There are no blood vessels in the cornea, which is one of the reasons it’s clear. A contact lens prevents the cornea from getting oxygen. The cornea is resilient and can typically heal from minor abrasions, but major corneal damage can result in a corneal scar. If this occurs, clear corneal tissue may be replaced by scar tissue or become occluded by new blood vessels (a problem called neovascularization). These corneal scars can impair vision.
To avoid infection and corneal damage, first, be sure you are properly fitted with the right lenses. Second and most important, limit wear time to eight to ten hours per day.
One common cause of eye strain in musicians are strenuous, uncomfortable positions musicians sometimes sit or stand in when playing. When practicing at home or rehearsing with the band or orchestra, make sure the room is well lit. Be sure the sheet music is placed so that you are not craning your neck to read the music.

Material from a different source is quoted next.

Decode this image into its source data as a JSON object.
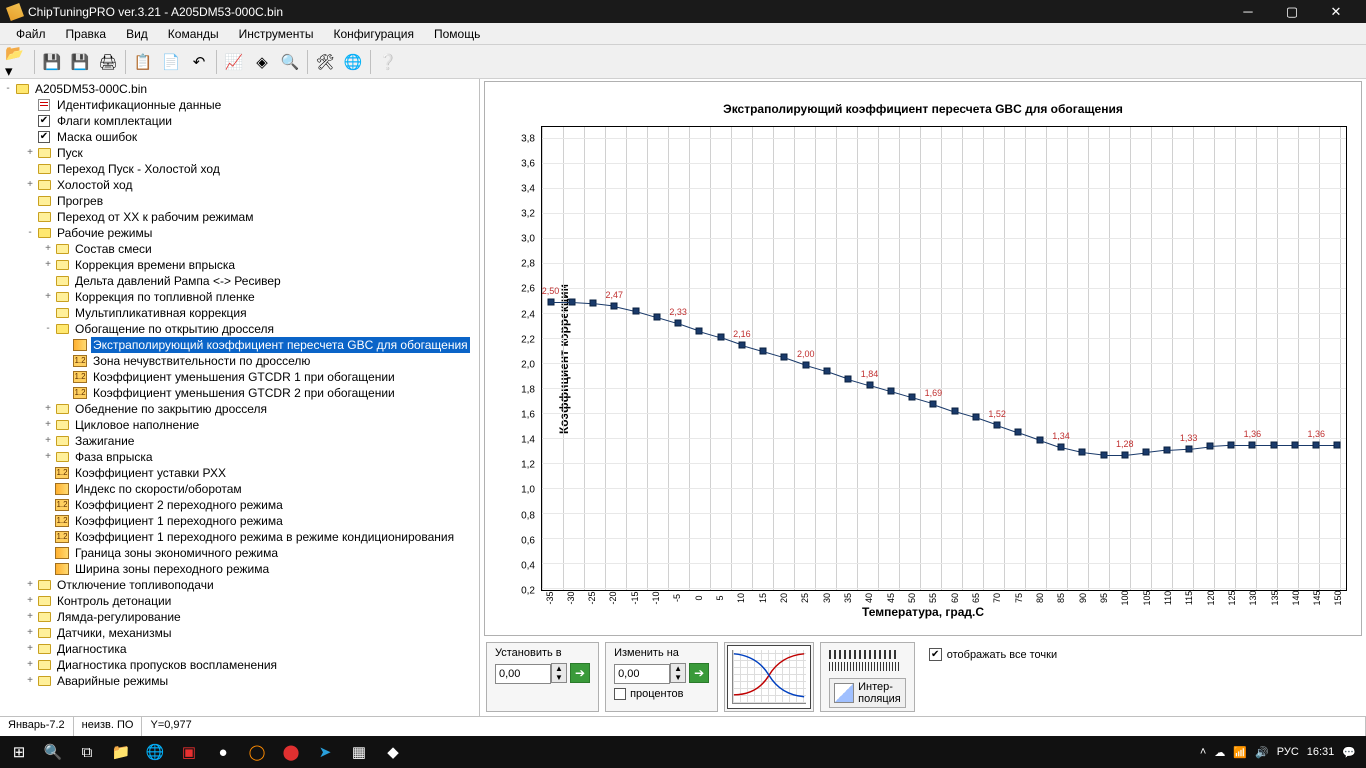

Our eyes are designed to look downward when reading or doing closeup work. Looking straight ahead at a focal point, or worse, upward or sideways, will cause additional strain on the eye muscles.
If you practice with a music stand, adjust it to slightly below eye level and place it where you can comfortably see the notes, without contorting your neck and body. Maintaining a neutral head and neck position is key to reducing the occurrence of eye strain. If you share a music stand and tend to crane your neck, try switching places to create a better balance.
Make an annual visit to your optometrist or ophthalmologist to keep tabs on your eye health and to update prescriptions. For a more accurate assessment, take sheet music to your eye appointment to illustrate the exact distance of reading material.
According to recent data, if you are between 30 and 40 years old, there’s about a 42% chance that you need some sort of vision correction. The eye specialist may recommend an anti-reflective coating on your lenses, which will reduce the glare from digital devices. If you have sensitivity to light, ask about a blue light filter or a light amber tint.
Myth: Carrots are good for the eyes.
Fact: Carrots contain vitamin A and are indeed good for the eyes. But fresh fruits and dark green leafy vegetables, which contain more antioxidant vitamins, such as C and E, are even better for eye health. Antioxidants may even help protect the eyes against cataracts and age-related macular degeneration. Just don’t expect them to prevent or correct basic vision problems such as nearsightedness or farsightedness.
Myth: It’s best not to wear glasses or contact lenses all the time. Taking a break from them allows your eyes to rest.
Fact: If you need corrective lenses, use them. Not wearing your glasses will strain your eyes and cause fatigue. You should, however, take a break from wearing your contact lenses, for instance, in the evenings or during rehearsals. Glasses should always be worn in conjunction with contacts.
Myth: Reading in dim light will worsen your vision.
Fact: Dim lighting will not damage your eyesight or eye health, but it will tire your eyes more quickly. The best way to position a reading light is to have it shine directly onto the page, not over your shoulder. A desk lamp with an opaque shade, pointing directly at the reading material, is ideal.
Myth: Staring at a computer screen all day is bad for the eyes.
Fact: Using a computer does not damage your eye health. Staring at a computer screen all day can contribute to eyestrain or tired eyes. People who stare at a computer screen for long periods tend not to blink as often as usual, which can cause the eyes to feel dry and uncomfortable. To help prevent eyestrain, adjust the lighting so there is no glare or harsh reflection on the screen. Rest your eyes every 20 minutes. Look up, at a distant object, or outside. Blink regularly so that your eyes stay well lubricated.